Thirdly, the management of schools is totally ineffective viewed structurally not personally. As every major organizational consultant from Peter Drucker, Jim Collins,and Steve Denning (recently) has noted, schools are stuck in a very old management paradigm, one that business long ago outgrew, in which workers are told what to do instead of given incentives and opportunities to find, own, and solve problems in teams related to performance as a key job function. What American schools lack – public and private, good and bad – are procedures and incentives that force every teacher, as part of the job, to minimize ineffective practice and fix achievement problems on a timely basis (instead of saying: I taught ’em, so the rest is their problem).
So, for me the question that really matters, if we are serious about reform, is: when will we all honestly face the fact that from a value-added perspective school is not very effective? When, therefore, will we face the fact that what the outliers do is OUR JOB to understand and do more of? When will education become like medicine and not allow people to free-lance core technique, serve on their own, or advance until they have met performance standards in residencies and internships?
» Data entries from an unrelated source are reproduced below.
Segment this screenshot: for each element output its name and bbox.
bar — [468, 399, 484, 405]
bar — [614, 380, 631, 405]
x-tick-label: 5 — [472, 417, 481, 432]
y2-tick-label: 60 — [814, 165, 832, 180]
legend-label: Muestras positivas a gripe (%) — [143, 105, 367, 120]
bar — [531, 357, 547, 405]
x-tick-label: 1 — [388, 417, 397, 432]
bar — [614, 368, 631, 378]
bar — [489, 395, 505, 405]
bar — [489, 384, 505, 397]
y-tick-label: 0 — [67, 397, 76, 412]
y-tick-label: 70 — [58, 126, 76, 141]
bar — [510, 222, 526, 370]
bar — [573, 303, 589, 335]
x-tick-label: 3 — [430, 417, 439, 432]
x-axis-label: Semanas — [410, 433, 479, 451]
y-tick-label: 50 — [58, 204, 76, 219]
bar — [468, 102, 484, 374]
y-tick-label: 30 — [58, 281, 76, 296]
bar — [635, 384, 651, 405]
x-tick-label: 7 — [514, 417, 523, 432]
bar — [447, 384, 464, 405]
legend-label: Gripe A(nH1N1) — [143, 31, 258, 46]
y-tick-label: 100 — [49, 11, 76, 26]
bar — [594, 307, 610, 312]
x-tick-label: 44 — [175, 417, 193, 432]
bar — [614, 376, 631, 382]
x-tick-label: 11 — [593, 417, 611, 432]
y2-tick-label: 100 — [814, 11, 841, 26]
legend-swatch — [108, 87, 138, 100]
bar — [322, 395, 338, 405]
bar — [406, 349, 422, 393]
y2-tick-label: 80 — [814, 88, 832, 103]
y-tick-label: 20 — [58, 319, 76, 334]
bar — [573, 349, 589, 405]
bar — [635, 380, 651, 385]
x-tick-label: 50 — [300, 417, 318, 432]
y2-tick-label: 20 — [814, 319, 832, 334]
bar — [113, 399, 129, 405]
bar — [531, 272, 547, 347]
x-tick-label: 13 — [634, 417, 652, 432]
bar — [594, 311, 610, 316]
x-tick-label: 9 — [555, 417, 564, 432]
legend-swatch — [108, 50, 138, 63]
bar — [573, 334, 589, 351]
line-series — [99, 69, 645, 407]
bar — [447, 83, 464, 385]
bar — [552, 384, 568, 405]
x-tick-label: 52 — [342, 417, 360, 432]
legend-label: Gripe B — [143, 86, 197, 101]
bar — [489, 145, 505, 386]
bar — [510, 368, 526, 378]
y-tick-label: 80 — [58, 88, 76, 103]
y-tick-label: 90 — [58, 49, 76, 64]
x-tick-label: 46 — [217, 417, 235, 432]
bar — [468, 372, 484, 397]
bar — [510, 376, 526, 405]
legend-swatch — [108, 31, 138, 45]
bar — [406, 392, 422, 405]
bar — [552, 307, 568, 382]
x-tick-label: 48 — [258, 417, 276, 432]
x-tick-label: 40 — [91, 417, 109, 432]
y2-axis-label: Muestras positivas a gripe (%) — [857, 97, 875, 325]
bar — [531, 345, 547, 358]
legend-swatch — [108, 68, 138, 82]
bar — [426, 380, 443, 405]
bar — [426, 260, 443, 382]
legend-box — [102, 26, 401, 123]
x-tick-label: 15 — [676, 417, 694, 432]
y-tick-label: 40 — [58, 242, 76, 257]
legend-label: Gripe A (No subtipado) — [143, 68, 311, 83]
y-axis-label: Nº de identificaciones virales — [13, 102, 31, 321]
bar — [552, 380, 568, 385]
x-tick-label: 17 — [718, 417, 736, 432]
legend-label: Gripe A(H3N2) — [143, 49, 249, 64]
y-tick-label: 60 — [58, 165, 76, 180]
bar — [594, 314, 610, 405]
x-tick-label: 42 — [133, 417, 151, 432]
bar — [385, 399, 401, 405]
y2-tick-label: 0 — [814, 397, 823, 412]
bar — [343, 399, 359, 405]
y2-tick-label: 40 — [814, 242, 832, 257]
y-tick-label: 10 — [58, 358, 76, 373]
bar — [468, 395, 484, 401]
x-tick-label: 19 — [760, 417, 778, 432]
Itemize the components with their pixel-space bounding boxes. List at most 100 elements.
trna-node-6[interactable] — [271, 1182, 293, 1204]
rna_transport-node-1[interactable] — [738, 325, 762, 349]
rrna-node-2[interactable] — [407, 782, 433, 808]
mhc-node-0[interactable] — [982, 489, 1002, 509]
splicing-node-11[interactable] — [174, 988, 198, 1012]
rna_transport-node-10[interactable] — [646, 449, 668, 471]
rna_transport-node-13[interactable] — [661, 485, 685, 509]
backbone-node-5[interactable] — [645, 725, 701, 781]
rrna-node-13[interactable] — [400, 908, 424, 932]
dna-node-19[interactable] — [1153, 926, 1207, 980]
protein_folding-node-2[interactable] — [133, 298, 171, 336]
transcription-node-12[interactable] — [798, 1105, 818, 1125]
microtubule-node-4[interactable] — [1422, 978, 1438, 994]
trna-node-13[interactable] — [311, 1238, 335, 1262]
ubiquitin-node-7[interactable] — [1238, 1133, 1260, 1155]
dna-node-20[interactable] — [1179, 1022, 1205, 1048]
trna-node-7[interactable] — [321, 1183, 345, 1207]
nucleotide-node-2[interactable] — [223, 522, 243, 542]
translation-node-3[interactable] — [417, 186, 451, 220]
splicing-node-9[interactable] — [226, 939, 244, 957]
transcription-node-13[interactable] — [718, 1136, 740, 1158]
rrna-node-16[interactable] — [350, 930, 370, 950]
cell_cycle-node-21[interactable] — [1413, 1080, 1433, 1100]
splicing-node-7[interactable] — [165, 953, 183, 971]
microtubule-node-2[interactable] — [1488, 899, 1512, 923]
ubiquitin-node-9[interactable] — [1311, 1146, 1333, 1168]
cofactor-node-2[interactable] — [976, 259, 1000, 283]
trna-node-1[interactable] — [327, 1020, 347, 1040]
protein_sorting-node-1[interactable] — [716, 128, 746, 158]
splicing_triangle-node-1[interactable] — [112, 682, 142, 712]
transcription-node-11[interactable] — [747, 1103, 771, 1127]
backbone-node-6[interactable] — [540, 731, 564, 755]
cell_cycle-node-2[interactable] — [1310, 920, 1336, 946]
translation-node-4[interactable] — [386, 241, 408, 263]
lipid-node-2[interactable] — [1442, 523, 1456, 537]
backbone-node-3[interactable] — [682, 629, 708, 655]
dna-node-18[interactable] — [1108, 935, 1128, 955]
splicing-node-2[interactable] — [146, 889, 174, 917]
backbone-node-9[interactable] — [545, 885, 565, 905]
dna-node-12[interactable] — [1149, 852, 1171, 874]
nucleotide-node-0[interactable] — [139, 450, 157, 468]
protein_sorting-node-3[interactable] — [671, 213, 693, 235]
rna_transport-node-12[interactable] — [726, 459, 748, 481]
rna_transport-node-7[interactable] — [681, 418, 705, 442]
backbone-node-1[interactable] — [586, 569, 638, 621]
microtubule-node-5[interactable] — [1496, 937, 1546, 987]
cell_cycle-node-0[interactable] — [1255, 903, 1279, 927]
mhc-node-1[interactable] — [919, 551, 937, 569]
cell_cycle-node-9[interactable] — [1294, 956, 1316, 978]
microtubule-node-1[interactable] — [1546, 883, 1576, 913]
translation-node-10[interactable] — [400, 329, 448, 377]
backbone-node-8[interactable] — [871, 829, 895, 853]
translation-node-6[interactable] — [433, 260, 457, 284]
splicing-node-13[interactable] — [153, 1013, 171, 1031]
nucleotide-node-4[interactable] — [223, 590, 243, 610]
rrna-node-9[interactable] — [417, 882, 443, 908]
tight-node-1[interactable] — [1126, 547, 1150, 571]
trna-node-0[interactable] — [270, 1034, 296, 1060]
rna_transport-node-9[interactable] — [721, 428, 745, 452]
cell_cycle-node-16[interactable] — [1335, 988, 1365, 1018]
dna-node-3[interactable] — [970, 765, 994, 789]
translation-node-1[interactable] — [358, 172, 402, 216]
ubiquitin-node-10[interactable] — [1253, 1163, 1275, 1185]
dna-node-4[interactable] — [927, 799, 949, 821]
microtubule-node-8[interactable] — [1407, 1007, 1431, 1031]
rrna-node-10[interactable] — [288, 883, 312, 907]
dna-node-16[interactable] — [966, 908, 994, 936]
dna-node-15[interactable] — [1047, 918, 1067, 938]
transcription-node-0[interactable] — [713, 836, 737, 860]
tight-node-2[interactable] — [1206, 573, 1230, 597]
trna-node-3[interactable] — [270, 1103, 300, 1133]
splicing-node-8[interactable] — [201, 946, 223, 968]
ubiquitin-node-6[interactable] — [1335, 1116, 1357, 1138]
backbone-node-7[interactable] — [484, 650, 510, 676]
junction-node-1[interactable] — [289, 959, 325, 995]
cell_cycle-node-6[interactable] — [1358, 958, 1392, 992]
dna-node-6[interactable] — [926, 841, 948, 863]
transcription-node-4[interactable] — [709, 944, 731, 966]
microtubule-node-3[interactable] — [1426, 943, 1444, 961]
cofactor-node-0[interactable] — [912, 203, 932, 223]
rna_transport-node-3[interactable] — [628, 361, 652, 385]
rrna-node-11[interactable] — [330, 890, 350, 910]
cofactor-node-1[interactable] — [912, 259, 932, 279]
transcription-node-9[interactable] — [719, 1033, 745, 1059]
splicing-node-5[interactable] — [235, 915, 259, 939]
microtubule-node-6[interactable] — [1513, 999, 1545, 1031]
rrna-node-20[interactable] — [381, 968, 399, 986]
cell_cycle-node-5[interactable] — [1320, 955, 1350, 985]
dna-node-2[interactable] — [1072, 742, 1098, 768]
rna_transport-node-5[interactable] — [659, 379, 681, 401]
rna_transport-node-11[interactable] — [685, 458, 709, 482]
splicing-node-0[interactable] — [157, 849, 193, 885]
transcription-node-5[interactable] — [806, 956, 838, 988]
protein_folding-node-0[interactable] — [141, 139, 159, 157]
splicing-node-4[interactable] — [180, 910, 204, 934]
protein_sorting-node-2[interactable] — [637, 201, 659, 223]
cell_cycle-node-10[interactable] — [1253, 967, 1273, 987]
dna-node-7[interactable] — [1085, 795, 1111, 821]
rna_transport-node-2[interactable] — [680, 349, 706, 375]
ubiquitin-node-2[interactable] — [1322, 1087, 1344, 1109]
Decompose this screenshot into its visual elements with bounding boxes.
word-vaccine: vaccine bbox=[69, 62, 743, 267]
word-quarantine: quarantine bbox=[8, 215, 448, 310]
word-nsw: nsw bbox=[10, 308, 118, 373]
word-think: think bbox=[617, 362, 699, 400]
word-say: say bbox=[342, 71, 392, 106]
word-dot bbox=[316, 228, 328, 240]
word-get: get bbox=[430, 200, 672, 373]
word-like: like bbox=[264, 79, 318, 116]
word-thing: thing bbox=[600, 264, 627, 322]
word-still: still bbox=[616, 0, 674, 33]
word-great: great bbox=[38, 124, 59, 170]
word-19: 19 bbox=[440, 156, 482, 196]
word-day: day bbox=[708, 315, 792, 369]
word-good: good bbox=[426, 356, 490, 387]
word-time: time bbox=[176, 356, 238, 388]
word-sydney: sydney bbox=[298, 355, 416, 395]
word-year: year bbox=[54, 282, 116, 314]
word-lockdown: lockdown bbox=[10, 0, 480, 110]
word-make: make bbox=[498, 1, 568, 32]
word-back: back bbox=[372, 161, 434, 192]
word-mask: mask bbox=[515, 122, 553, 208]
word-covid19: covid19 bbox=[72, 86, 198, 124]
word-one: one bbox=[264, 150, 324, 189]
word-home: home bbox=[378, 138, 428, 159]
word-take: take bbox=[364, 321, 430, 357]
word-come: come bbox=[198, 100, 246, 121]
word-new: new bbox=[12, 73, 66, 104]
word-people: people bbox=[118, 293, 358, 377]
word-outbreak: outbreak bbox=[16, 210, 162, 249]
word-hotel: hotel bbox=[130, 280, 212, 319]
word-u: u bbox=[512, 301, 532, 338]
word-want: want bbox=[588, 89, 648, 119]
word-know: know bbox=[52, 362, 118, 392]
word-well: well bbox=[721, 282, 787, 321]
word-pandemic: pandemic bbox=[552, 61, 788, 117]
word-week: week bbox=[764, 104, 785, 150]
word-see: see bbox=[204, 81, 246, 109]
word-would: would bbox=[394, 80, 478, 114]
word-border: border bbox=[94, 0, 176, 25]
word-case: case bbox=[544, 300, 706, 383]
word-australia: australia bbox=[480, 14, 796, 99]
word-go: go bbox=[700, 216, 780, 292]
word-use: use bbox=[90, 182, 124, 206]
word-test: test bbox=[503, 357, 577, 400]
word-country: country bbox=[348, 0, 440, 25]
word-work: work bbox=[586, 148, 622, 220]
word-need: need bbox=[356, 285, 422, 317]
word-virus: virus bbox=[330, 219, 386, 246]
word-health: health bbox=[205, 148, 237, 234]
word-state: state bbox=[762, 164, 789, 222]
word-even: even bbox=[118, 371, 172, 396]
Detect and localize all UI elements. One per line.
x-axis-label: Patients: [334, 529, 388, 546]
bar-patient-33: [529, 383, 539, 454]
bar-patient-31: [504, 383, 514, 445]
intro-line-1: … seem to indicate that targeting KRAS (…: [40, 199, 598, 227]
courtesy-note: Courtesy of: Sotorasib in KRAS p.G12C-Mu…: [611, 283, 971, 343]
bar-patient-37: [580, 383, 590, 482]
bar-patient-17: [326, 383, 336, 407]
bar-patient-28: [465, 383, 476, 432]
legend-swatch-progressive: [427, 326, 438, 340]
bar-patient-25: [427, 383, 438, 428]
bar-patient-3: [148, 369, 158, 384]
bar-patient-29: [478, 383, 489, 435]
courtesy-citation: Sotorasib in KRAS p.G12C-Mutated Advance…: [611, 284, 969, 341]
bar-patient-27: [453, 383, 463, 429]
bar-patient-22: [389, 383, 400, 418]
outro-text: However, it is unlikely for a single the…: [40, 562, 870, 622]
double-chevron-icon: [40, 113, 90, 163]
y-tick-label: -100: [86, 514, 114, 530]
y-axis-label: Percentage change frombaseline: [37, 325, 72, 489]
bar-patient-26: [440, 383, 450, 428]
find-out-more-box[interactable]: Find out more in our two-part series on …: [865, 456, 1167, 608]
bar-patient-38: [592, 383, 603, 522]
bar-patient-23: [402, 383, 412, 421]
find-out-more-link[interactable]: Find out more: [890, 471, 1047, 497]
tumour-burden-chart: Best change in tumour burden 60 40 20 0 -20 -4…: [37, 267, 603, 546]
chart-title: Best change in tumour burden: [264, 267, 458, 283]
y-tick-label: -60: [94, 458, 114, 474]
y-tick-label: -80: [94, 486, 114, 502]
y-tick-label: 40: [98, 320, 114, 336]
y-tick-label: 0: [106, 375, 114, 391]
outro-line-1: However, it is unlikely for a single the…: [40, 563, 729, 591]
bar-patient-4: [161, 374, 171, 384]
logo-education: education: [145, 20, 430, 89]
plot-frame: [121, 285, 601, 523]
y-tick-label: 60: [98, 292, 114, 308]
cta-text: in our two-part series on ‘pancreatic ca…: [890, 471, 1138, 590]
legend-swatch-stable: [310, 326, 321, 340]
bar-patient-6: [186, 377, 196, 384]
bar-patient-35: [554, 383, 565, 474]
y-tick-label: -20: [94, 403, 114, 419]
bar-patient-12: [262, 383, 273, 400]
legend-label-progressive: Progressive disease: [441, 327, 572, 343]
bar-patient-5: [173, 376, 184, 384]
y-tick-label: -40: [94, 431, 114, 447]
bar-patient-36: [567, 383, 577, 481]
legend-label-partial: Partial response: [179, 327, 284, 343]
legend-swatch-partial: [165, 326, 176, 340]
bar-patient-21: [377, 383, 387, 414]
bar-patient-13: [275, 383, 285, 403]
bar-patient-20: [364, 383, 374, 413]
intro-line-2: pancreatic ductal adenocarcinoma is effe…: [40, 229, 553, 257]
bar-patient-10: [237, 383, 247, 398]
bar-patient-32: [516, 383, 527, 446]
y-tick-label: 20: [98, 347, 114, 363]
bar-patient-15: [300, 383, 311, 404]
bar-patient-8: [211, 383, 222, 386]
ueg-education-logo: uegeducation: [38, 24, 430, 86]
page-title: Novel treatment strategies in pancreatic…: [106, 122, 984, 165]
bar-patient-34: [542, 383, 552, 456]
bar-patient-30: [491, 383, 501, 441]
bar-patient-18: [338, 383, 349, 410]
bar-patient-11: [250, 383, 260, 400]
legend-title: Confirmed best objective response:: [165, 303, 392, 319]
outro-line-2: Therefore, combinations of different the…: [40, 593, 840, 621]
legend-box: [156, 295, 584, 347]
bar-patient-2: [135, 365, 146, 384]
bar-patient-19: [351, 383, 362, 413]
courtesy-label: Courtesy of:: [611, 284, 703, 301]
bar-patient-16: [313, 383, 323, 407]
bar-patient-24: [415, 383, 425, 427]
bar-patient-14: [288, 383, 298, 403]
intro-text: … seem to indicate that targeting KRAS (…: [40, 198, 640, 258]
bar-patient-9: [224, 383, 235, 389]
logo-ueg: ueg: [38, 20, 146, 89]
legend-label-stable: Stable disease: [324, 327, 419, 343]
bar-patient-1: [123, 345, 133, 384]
When will teachers be required, as central to the job description and evaluation – and for which time is allotted – to examine data and adjust practice accordingly on a regular and timely basis? (I firmly believe that education is currently where medicine was in the late 18th century – not yet but almost a science of best practice; we’re still in the village-barber, old-wives-tale phase of teaching).
Look, no one wants to try hard and be ineffective. This is neither a scolding nor a holier-than-thou harangue about ‘bad’ teachers. I merely think that a better explanation for the facts – a longstanding inability to raise student achievement – has to do with effectiveness, i.e. with what is in our control. I see little evidence for the fatalistic view that teachers and students are born, not made. The most important fact in Jay Matthews’ book on Jaime Escalante is overlooked by all the fatalists: even before Escalante left Garfield HS, his newly-enlightened colleagues were getting similar or better AP results that he did! In fact, such fatalism is a very odd position for any educator to take: to give up before you start.
The issue is not ‘great’ teachers or schools, just solid ones in which best practice is the norm not the exception, and where the first instinct is not to blame the kid but to blame our practices. By contrast, as long as we allow teachers to do whatever they feel most comfortable doing, in isolation, schools will in general be ineffective and SES will thus be the determining factor of achievement results in all schools. Shouldn’t we at least try this idea on for size?